Collapse of the Middle Class in the West

 

Written by Alfonso Elizondo

 

According to experts of the independent think tank, The Economy Journal.com, the rapid disappearance of the American middle class began in 1930 with the policies of Roosevelt’s New Deal to address the great economic depression of 1929. Until then, American society had been very unequal, with a few mega-rich and a large mass of poor people without any protection from the State.

 

Between 1935 and 1945 there was a brief phase of greater balance in family income in the United States and by the mid-1950s the average income doubled compared to 1929. The rich became poor because the State created special taxes for them. The New Deal raised the rates of profit for the rich from 35 to 63% in Roosevelt’s first presidential term and up to 79% in his second term.

 

Shortly thereafter, in the mid-1960s, the famous anti-communist Barry Goldwater, with the support of the Ku Klux Klan, created a far-right political movement that used the phantom of the ‘Cold War’ to pave the way for an economy that fostered inequality through the popular vote. But it was Ronald Reagan who really put an end to the New Deal, hand-in-hand with Britain’s Margaret Teacher, destroying the middle class and facilitating, to this day, the reduction of taxes on the rich at the expense of the poor.

 

According to the brilliant economist Paul Krugman, the US is suffering the consequences of new technologies that have led to the demand for highly skilled workers, greater international trade, increasing imports of labor-intensive products that reduce the demand for semi-skilled workers, massive immigration, a sharp drop in the minimum wage and a considerable reduction in labor union power. All of this results in tax changes that favor the richest to the detriment of the poor.

 

The existing historical data shows that for its entire existence the American society has not been egalitarian and has linked wages to wealth, with people seeking to be like the rich.

 

However, the increase in wealth does not correspond to an increase in salary; instead the opposite is the case.
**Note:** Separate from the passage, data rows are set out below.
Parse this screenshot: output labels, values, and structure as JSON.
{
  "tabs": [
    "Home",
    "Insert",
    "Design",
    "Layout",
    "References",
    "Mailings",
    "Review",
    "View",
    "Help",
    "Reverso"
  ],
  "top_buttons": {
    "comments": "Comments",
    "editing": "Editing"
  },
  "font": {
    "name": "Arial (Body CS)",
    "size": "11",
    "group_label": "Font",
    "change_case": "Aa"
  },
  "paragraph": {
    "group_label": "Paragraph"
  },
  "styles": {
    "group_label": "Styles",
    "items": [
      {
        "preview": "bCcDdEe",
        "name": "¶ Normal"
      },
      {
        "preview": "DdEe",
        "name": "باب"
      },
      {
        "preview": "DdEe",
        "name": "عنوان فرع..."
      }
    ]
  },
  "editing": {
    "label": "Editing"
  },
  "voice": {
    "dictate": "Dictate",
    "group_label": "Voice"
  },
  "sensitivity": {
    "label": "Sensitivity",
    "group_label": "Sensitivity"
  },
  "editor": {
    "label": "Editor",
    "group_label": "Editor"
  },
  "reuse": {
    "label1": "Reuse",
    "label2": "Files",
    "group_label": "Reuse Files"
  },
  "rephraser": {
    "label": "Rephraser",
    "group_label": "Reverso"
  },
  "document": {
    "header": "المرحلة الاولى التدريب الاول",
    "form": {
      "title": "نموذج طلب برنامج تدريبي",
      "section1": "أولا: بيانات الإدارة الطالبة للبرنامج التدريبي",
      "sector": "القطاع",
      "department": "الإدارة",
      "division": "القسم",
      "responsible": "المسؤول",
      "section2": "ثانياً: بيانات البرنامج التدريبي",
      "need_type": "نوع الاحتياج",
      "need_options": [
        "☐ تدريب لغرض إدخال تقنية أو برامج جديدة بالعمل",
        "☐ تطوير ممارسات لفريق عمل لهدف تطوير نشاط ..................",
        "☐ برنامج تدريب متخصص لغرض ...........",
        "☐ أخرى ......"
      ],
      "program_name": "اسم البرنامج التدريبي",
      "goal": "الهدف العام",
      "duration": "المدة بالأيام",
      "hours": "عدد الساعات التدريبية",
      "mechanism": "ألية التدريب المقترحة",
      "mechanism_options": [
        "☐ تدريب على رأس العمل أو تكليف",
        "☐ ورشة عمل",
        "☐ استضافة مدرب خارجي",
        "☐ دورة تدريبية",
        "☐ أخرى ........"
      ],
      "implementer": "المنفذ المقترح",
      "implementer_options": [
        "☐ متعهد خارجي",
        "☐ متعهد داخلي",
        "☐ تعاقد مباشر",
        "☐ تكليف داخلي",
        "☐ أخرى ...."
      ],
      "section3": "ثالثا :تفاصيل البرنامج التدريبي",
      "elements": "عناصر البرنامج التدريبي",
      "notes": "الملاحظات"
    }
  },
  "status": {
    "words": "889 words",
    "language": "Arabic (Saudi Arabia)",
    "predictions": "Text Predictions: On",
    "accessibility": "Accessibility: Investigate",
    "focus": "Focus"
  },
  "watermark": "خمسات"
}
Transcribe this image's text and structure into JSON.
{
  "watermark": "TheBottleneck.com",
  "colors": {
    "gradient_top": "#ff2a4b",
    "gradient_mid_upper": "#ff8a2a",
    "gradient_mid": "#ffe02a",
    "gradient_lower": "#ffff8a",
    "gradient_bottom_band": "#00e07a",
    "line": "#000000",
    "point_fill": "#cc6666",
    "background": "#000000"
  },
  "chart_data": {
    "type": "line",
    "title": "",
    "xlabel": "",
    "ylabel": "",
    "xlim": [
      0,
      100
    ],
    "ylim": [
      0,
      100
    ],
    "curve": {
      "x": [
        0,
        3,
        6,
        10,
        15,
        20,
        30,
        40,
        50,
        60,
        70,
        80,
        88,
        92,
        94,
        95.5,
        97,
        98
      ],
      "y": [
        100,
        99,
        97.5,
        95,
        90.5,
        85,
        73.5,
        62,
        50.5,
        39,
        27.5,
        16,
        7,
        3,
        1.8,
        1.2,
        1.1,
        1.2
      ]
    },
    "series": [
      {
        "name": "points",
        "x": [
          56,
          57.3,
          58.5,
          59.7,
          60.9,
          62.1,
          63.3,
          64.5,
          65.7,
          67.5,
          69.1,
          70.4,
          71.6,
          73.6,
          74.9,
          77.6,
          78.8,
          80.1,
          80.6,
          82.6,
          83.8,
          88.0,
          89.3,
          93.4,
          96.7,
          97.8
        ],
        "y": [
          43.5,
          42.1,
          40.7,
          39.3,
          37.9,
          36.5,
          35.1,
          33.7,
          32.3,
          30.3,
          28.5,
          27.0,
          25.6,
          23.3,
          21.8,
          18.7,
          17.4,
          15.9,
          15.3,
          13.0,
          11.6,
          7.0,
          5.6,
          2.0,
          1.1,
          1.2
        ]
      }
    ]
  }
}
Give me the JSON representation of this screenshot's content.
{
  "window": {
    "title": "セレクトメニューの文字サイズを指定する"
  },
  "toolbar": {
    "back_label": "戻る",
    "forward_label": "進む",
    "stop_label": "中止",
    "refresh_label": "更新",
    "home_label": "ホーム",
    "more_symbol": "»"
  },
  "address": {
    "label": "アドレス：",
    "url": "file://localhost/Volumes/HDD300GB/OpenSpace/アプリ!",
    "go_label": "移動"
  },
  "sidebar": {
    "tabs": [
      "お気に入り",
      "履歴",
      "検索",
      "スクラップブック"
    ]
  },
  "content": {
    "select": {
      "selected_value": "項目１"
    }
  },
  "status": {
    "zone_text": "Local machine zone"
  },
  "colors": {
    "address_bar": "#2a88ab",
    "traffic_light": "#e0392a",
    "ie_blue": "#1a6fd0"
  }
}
Between 1950 and 1960 a typical American family with three children could live comfortably with a single source of income, could buy a modest home, acquire two cars, one of which would be modern, could enjoy vacations away from home and even save a little. At present, this situation is no longer possible for millions of Americans.

 

Addendum: The current geopolitical landscape has been complicated by various problems in all regions of the world, without the existing transnational organizations having been able to do anything about it.

 

There is no specific problem that can be considered nodal; they are so diverse throughout the world that there is no idea, however wise and conciliatory, that is able to stop this new stage of human society from which a new global culture and a new form of social coexistence will surely emerge, where we will want violence of all kinds to be eliminated.

From our particular standpoint, we believe that China is very close to having political and economic control of the current world. In the meantime, the US and what remains of Europe and the Middle East are reaching their final stage as world leaders and their old empires have come to an end.